There are also areas where I can manage without becoming expert or even particularly more knowledgeable in the future:
- diversity and equity: I may be too complacent here, but diversity and equity have been issues that have influenced me since I first came into this area. Admittedly, these are topics that have become even more diversified, and inequities are still problematic in digital learning, but as someone who sees themselves as highly privileged, these are areas where there are now better qualified and more committed people than I.
- new technologies (other than AI): this has been a perennial issue since I started in the field 60 years ago, and it is something I could handle comfortably in the future.
What have I decided?
I could continue in the field and still contribute to the important but specific areas of online and digital learning, but AI is the deal breaker. I would have to work so hard to become expert in this area (and even then I may not have the mathematical skills), and it is now so critical to the future of digital learning that expertise and full understanding of AI and the issues around its use in post-secondary education and teaching are absolutely essential. I hope there are younger, brighter educators coming into the field who are willing to develop this area of expertise.
So my choice has essentially come down to becoming an expert in AI or improving my golf handicap. As difficult as getting better at golf will be, it’s damned more manageable – and much more fun – than becoming an AI expert.
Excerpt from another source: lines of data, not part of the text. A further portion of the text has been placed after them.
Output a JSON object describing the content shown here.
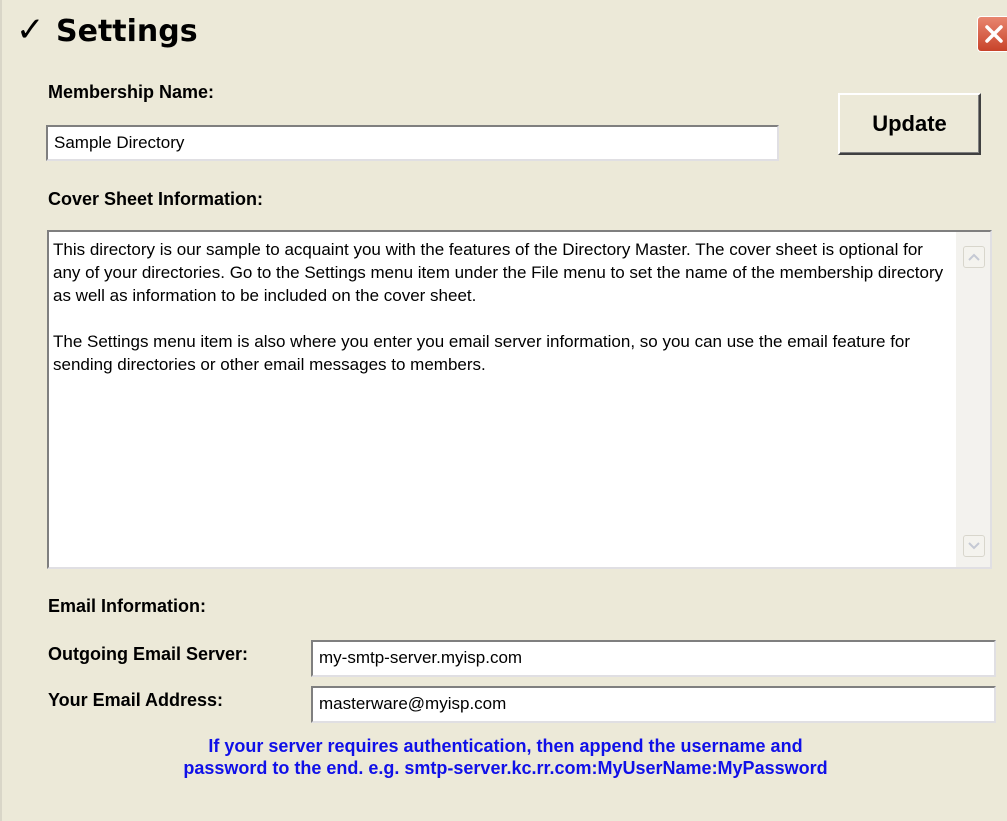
{
  "window": {
    "title": "Settings",
    "title_check": "✓",
    "close_icon": "close-icon"
  },
  "membership": {
    "label": "Membership Name:",
    "value": "Sample Directory"
  },
  "update_button": {
    "label": "Update"
  },
  "cover_sheet": {
    "label": "Cover Sheet Information:",
    "paragraphs": [
      "This directory is our sample to acquaint you with the features of the Directory Master.  The cover sheet is optional for any of your directories.  Go to the Settings menu item under the File menu to set the name of the membership directory as well as information to be included on the cover sheet.",
      "The Settings menu item is also where you enter you email server information, so you can use the email feature for sending directories or other email messages to members."
    ]
  },
  "email": {
    "section_label": "Email Information:",
    "server_label": "Outgoing Email Server:",
    "server_value": "my-smtp-server.myisp.com",
    "address_label": "Your Email Address:",
    "address_value": "masterware@myisp.com",
    "hint_line1": "If your server requires authentication, then append the username and",
    "hint_line2": "password to the end.  e.g. smtp-server.kc.rr.com:MyUserName:MyPassword"
  },
  "colors": {
    "window_bg": "#ece9d8",
    "hint_text": "#1010e8",
    "close_button": "#c8432a"
  }
}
As a consequence, here are my plans for the future:
- I will continue to maintain ‘Teaching in a Digital Age‘, although I would welcome collaborators to keep the book current;
- I will continue with my blog, but will be blogging less frequently than in the past;
- I will no longer be writing academic articles or chapters in commercially produced journals or books, so please don’t ask. If it’s not already in ‘Teaching in a Digital Age’, then I probably don’t have anything worth saying anyway: the book is open access, so feel free to quote.
- I will give keynotes or presentations only under very specific conditions (such as full expenses to an interesting place that’s warm in winter – incredibly, I have not been doing that!)
- I will ALWAYS make every effort to meet colleagues and friends if they come to Vancouver – friendship should outlast any career.
So, not complete retirement (I’m too committed to online and digital learning to stop entirely), but something close. So thanks for the ride – it’s been fun – and I really would welcome your comments on the likely impact of AI on post-secondary teaching or any other part of this post, especially the fading away part.